On and charging, like the tiny little robotic vampire it is.

Put me on the odd list, then. Mine is also on 24/7.

My favorite aunt was severely injured in an apartment fire during the middle of the night once. I was thankful to be awakened by the call and made it to the hospital lickety-split in order to be at her side when she needed family support the most. I also lived an hour away from the hospital (in clear traffic).

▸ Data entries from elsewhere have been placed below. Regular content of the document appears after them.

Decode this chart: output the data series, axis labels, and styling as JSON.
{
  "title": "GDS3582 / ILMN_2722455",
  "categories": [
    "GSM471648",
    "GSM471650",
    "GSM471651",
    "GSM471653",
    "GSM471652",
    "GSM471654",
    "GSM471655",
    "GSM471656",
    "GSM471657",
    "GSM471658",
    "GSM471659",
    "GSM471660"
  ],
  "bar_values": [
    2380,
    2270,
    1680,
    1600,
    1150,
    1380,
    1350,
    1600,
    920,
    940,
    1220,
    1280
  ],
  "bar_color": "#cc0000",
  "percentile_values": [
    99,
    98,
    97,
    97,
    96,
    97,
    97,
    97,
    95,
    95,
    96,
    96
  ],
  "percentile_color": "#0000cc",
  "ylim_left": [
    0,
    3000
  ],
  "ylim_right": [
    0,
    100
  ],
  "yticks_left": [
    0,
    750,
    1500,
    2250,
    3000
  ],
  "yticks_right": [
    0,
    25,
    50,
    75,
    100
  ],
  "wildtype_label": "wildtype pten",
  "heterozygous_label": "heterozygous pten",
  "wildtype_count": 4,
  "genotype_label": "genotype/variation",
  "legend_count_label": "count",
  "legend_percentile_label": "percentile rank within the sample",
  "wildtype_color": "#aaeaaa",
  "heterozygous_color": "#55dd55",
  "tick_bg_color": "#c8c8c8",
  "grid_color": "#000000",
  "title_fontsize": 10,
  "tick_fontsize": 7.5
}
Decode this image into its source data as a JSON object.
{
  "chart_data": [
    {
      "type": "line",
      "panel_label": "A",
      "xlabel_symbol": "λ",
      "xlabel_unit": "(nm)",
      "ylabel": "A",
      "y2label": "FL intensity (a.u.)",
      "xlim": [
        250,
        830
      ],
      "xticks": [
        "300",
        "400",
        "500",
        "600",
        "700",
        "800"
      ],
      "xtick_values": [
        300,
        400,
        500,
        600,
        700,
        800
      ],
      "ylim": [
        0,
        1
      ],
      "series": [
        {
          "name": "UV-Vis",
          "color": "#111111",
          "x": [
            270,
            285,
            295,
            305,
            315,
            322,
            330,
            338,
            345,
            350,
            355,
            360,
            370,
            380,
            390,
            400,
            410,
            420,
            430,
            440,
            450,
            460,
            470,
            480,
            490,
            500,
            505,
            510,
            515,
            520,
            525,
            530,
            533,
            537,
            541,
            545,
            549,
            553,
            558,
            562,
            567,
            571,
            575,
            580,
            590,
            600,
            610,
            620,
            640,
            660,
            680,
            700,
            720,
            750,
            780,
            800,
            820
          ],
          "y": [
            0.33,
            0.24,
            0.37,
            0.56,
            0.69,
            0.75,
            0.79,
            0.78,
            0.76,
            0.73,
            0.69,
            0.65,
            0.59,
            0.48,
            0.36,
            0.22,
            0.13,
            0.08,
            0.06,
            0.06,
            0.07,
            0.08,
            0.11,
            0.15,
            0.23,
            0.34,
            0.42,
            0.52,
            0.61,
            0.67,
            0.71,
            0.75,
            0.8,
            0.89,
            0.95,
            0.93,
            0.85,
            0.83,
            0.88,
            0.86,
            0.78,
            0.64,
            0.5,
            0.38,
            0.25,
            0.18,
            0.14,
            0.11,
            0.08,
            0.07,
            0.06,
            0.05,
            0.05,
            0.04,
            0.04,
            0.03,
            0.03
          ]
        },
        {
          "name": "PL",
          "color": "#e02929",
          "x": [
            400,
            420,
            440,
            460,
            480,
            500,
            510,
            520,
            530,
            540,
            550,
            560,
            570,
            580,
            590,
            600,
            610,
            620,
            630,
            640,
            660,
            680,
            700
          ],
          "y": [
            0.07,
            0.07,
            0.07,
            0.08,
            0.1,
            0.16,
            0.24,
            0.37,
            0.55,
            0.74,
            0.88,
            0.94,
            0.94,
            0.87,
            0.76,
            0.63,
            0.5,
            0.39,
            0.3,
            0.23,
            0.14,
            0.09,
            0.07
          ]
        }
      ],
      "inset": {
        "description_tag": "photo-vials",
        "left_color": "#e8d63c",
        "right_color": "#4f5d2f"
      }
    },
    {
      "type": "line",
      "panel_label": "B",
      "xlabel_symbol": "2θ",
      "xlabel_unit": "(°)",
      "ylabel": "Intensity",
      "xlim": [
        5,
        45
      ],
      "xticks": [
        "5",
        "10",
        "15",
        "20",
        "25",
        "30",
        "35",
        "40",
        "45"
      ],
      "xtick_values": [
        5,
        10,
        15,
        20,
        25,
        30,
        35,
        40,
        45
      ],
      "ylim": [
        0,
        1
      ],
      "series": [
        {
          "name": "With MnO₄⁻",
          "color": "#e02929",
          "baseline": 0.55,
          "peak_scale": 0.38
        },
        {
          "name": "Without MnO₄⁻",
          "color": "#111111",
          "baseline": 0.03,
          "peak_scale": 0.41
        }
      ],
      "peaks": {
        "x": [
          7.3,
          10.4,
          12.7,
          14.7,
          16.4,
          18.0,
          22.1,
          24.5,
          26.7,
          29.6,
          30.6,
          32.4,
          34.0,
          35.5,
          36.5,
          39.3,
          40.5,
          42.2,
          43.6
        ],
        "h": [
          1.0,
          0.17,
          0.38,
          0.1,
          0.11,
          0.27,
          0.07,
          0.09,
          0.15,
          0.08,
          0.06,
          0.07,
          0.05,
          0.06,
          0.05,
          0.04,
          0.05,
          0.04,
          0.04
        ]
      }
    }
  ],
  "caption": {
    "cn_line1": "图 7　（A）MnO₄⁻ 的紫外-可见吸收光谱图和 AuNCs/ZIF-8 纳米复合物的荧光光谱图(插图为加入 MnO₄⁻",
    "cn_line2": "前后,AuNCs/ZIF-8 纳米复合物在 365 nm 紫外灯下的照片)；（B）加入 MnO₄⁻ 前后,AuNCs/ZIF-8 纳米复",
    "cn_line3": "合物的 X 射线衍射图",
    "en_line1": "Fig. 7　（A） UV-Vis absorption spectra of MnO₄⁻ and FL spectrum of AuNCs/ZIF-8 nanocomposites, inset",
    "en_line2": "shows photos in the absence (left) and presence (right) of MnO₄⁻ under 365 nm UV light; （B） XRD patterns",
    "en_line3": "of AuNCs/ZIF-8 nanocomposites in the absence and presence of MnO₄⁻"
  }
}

Had I not gotten the call till the next morning, that drive would have taken me an additional 2-2.5 hours in rush hour traffic just to get to her.

Though my son is an adult and living on his own, I also leave my line open just in case he ever needs us (my husband turns his phone off at night and we don’t have a landline).

In the decades that you speak of, most had land lines that awakened them for emergencies. They didn’t turn phones off or unplug them overnight.

On with sound off because for one- nobody ever calls anyway. And two- it goes into deep sleep just fine and barely drains the battery at all when on standby, so why bother going through all the hoops of shutting it off and turning it back on again in the morning?